Re: ISSUE-23: Where should we query for class and subClassOf? from Holger Knublauch on 2016-01-20 (public-data-shapes-wg@w3.org from January 2016)

From: Holger Knublauch <holger@topquadrant.com>
Date: Wed, 20 Jan 2016 11:09:54 +1000
To: public-data-shapes-wg@w3.org
Message-ID: <569EDE62.10400@topquadrant.com>

(I predict that the separation between shapes and data graph will become 
a FAQ topic for SHACL. It may have been better to leave this topic out 
in version 1 of the standard, as many users will topple over it. Such 
things may break the standard's adoption because they complicate 
everything. In the end, the main benefit of having a shapes graph is 
optimizing performance (so that the data graph is not polluted), yet 
this may be considered premature optimization as engines can probably 
take care of this themselves.)

Anyway, your specific suggestion MAY work for me, as the shapes graph is 
a conceptual/logical entity only and engines may inject any number of 
triples into the shapes graph prior to validation. This doesn't make 
life easier though, so I am not sure.

Two issues come to my mind:

1) if we assume the rdfs:subClassOf triples reside in the shapes graph 
only, then the user/engine needs to take care to consider extensibility: 
the data graph may include extensions of the core ontology that a shapes 
graph was developed against. For example someone may create a subclass 
ex2:Cat while the shape only knows about ex1:Animal. To prepare 
validation, some agent would need to make sure that ex2:Cat 
rdfs:subClassOf ex1:Animal is visible to the shapes graph.

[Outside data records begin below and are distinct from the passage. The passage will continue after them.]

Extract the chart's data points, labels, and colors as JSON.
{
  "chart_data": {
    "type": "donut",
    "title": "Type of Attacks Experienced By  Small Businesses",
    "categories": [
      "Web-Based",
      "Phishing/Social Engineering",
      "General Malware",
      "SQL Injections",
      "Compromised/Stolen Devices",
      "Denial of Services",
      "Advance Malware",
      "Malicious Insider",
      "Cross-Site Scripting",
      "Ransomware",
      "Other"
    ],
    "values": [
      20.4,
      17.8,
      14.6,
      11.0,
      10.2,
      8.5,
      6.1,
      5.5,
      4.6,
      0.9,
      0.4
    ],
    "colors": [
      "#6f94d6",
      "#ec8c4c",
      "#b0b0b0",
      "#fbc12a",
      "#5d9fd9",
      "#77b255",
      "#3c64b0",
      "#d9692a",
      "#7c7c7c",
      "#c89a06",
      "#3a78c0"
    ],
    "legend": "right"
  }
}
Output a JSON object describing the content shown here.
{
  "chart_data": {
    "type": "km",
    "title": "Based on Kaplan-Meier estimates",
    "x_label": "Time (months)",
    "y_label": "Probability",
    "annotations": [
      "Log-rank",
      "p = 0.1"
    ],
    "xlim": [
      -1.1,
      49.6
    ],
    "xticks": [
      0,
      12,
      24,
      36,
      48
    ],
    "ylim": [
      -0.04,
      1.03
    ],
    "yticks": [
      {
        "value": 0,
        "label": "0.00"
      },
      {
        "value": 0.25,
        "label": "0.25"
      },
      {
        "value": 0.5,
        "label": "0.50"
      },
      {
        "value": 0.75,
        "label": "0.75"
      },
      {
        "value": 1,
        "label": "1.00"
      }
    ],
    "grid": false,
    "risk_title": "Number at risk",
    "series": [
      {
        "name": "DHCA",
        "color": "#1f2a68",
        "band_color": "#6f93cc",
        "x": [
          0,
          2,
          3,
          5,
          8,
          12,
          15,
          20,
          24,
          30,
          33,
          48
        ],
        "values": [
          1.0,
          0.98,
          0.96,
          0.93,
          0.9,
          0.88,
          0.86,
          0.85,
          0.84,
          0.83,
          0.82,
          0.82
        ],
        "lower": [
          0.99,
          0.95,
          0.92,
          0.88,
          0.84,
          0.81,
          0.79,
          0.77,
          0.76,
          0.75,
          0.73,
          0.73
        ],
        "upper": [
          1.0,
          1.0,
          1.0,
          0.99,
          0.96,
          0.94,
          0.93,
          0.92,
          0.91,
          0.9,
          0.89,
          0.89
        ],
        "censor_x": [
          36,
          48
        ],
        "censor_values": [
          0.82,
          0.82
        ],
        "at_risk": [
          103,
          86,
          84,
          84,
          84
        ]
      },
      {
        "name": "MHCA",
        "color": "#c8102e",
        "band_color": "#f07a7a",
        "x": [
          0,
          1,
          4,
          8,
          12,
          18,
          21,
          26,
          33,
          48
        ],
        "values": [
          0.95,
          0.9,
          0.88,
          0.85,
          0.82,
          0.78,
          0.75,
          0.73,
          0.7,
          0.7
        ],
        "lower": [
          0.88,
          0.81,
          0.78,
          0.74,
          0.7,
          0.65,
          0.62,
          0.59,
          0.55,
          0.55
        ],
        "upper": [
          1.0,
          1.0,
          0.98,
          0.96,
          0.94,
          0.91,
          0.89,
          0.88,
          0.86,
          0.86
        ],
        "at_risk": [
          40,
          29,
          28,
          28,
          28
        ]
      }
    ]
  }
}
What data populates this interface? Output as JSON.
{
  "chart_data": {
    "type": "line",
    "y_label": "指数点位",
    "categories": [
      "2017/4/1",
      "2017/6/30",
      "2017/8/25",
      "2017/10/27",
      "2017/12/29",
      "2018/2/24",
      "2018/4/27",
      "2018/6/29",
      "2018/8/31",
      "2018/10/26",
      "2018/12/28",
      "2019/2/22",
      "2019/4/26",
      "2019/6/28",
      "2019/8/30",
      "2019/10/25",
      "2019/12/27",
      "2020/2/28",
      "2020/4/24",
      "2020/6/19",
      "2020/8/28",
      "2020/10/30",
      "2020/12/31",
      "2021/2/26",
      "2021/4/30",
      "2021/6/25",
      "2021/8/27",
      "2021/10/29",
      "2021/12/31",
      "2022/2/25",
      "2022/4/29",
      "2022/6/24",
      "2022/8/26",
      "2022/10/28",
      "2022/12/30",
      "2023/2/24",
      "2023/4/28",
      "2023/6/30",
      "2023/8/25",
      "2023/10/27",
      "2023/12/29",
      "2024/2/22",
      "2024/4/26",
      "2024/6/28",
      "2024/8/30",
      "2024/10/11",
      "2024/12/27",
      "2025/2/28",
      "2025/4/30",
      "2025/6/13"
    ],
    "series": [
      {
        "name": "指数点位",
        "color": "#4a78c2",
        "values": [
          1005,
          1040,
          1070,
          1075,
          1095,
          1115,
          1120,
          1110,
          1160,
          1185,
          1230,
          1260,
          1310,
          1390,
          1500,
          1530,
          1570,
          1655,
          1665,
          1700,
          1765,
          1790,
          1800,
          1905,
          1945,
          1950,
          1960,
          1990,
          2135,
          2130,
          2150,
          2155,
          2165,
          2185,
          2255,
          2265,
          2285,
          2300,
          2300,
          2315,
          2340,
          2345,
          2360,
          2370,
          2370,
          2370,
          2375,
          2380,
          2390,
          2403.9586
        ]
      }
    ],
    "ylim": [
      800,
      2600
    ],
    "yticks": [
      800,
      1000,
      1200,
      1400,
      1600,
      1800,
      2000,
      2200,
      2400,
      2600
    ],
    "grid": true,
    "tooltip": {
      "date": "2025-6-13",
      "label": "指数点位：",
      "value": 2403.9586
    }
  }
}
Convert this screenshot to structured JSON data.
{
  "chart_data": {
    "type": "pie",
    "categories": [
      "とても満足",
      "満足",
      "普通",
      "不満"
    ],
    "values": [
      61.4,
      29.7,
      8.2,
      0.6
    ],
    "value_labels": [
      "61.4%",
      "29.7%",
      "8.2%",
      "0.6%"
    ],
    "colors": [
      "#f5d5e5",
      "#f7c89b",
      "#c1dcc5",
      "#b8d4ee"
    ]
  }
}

2) sh:class currently looks at the data graph. If we change the behavior 
of sh:scopeClass then we arguably would also need to change sh:class to 
walk the shapes graph.

Holger

On 20/01/2016 4:38 AM, Arthur Ryman wrote:
> While reading the spec I noticed the following statement:
>
> "To determine class membership, the rdf:type and rdfs:subClassOf
> triples are queried in the data graph."
>
> However, querying the data graph for class and subclass information is
> inconsistent with the example SPARQL for determining which shapes are
> classes:
>
> "As syntactic sugar for the scenario above, SHACL includes a rule that
> if a class is also a shape (in the shapes graph), then the
> sh:scopeClass triple pointing at itself can be omitted. This rule is
> illustrated by the following SPARQL CONSTRUCT query, which may be
> executed over the shapes graph prior to validation, to produce the
> implicit sh:scopeClass triples."
>
> CONSTRUCT {
> ?class sh:scopeClass ?class .
> }
> WHERE {
> ?class rdfs:subClassOf*/rdf:type rdfs:Class .
> ?class rdfs:subClassOf*/rdf:type sh:Shape .
> }
>
> I propose that in both cases we query the shapes graph, NOT the data graph.
>
> Recall that we expect the application to provide a shapes graph and a
> data graph as input to the SHACL validator. Therefore, the application
> can always copy any rdfs:Class and rdfs:subClassOf triples into the
> shapes graph. Although RDF does not require class definitions to be
> separated from data instances, in practice these are often separated.
> Both shapes and classes are more properly regarded as metadata than
> data.
>
> -- Arthur
>

Received on Wednesday, 20 January 2016 01:10:34 UTC